Lipoprotein lipase induces catabolism of normal triglyceride-rich lipoproteins via the low density lipoprotein receptor-related protein/alpha 2-macroglobulin receptor in vitro. A process facilitated by cell-surface proteoglycans.

Bovine milk lipoprotein lipase (LPL) induced binding, uptake, and degradation of 125I-labeled normal human triglyceride-rich lipoproteins by cultured mutant fibroblasts lacking LDL receptors. The induction was dose-dependent and occurred whether LPL and 125I-lipoproteins were added to incubation media simultaneously or LPL was allowed to bind to cell surfaces, and unbound LPL was removed by washing prior to the assay. Lipolytic modification of lipoproteins did not appear to be necessary for increased catabolism because the effect of LPL was not prevented by inhibitors of LPL's enzymatic activity, p-nitrophenyl N-dodecylcarbamate or phenylmethylsulfonyl fluoride. However, the effect was abolished by boiling LPL prior to the assay suggesting that major structural features of LPL were required. Also, LPL-induced binding to cells was blocked by an anti-LPL monoclonal antibody but not by antibodies that are known to block apolipoprotein E- or B-100-mediated binding to low density lipoprotein (LDL) receptors. This indicates that LPL itself mediated 125I-lipoprotein binding to cells. Cellular degradation of 125I-lipoproteins was partially or completely blocked by two previously described ligands for the LDL receptor-related protein/alpha 2-macroglobulin receptor (LRP): activated alpha 2-macroglobulin (alpha 2M*), and the 39-kDa receptor-associated protein. These data implicated LRP as mediating LPL-induced lipoprotein degradation and were confirmed by showing that LPL's effects were prevented by an immunoaffinity-isolated polyclonal antibody against LRP. Furthermore, LPL promoted binding of 125I-lipoproteins to highly purified LRP in a solid-phase assay.

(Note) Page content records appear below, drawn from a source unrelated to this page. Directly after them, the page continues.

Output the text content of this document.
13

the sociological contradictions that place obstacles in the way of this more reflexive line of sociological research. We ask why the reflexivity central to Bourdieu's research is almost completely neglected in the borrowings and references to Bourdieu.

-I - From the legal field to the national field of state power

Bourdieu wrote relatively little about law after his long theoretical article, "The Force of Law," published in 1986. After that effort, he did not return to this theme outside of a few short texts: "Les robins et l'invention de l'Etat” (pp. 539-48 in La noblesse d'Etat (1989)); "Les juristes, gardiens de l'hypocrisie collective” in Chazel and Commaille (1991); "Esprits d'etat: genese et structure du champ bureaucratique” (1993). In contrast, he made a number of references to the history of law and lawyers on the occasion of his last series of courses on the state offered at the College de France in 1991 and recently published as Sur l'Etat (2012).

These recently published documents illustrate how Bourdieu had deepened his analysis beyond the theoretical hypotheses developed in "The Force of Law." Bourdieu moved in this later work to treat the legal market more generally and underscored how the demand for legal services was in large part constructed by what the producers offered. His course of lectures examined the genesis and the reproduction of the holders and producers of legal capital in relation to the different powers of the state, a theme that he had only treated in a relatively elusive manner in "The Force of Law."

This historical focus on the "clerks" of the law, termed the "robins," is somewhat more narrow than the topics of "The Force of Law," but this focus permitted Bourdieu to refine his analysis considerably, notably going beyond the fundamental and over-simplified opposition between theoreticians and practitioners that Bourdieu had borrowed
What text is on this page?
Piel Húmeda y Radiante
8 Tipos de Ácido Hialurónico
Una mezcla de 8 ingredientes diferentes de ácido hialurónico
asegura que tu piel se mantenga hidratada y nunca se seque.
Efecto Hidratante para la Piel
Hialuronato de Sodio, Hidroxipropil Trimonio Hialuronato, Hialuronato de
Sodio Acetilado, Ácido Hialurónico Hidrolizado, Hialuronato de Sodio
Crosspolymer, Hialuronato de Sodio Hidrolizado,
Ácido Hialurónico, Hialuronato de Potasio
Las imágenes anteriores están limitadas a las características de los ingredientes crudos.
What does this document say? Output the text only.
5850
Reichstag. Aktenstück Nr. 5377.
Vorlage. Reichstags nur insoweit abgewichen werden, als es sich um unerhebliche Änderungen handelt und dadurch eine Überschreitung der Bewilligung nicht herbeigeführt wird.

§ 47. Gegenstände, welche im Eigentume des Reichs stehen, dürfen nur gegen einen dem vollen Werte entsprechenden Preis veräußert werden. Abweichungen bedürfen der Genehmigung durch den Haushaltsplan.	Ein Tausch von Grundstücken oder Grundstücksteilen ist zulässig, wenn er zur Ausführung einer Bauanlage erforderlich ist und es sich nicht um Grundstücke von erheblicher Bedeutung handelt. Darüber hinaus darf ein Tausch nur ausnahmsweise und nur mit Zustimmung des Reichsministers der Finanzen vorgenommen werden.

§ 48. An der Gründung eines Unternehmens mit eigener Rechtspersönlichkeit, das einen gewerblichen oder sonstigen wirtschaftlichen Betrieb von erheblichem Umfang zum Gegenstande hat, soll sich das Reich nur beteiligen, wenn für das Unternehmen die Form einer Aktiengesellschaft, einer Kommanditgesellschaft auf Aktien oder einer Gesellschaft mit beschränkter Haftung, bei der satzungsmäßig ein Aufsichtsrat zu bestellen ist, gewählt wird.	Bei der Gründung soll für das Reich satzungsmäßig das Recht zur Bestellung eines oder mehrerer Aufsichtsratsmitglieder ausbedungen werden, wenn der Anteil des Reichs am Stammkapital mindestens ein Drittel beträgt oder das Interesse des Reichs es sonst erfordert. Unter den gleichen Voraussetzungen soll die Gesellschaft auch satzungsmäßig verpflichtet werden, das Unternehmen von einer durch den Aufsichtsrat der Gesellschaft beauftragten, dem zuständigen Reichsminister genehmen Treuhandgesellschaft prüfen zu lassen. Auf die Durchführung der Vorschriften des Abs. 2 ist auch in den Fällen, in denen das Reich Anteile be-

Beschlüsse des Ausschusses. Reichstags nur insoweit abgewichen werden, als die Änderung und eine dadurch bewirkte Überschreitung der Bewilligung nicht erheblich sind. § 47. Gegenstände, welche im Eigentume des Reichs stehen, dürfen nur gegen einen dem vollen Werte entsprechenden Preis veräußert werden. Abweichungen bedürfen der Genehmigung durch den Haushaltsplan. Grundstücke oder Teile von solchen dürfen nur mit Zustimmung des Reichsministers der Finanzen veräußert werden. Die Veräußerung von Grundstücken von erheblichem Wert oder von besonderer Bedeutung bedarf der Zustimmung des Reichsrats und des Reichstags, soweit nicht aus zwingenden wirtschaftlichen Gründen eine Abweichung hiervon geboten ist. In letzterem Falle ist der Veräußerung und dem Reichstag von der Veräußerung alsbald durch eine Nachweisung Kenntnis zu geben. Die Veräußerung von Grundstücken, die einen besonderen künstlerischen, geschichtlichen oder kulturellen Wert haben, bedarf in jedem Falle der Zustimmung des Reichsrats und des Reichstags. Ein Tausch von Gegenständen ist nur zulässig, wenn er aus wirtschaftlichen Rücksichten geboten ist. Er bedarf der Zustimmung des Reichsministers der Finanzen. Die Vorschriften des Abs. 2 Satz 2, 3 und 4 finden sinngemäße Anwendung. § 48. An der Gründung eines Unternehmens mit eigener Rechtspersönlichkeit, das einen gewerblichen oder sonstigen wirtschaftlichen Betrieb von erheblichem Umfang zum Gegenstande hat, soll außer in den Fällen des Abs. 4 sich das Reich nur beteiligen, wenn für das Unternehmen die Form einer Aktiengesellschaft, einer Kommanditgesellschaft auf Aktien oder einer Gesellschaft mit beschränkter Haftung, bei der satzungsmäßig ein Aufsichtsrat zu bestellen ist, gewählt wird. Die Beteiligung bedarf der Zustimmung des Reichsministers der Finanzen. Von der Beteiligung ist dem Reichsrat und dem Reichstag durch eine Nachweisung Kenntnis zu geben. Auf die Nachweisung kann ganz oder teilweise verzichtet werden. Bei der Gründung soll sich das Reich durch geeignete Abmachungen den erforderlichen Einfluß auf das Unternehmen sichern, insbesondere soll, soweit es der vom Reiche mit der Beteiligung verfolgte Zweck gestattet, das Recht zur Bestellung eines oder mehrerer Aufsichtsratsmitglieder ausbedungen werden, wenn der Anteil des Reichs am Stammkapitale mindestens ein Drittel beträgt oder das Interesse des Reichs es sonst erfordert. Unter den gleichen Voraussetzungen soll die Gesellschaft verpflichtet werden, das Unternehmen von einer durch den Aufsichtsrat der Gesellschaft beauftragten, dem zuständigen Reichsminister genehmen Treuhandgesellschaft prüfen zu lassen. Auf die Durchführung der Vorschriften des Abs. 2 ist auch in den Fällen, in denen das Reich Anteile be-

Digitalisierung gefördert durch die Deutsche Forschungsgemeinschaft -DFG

Heparin or heparinase treatment of cells markedly decreased LPL-induced binding, uptake, and degradation of lipoproteins, but had no effect on catabolism of alpha 2M*. Thus, cell-surface proteoglycans were obligatory participants in the effects of LPL but were not required for LRP-mediated catabolism of alpha 2M*. Taken together, these in vitro findings establish that through interaction with cell-surface proteoglycans, LPL induces catabolism of normal human triglyceride-rich lipoproteins via LRP.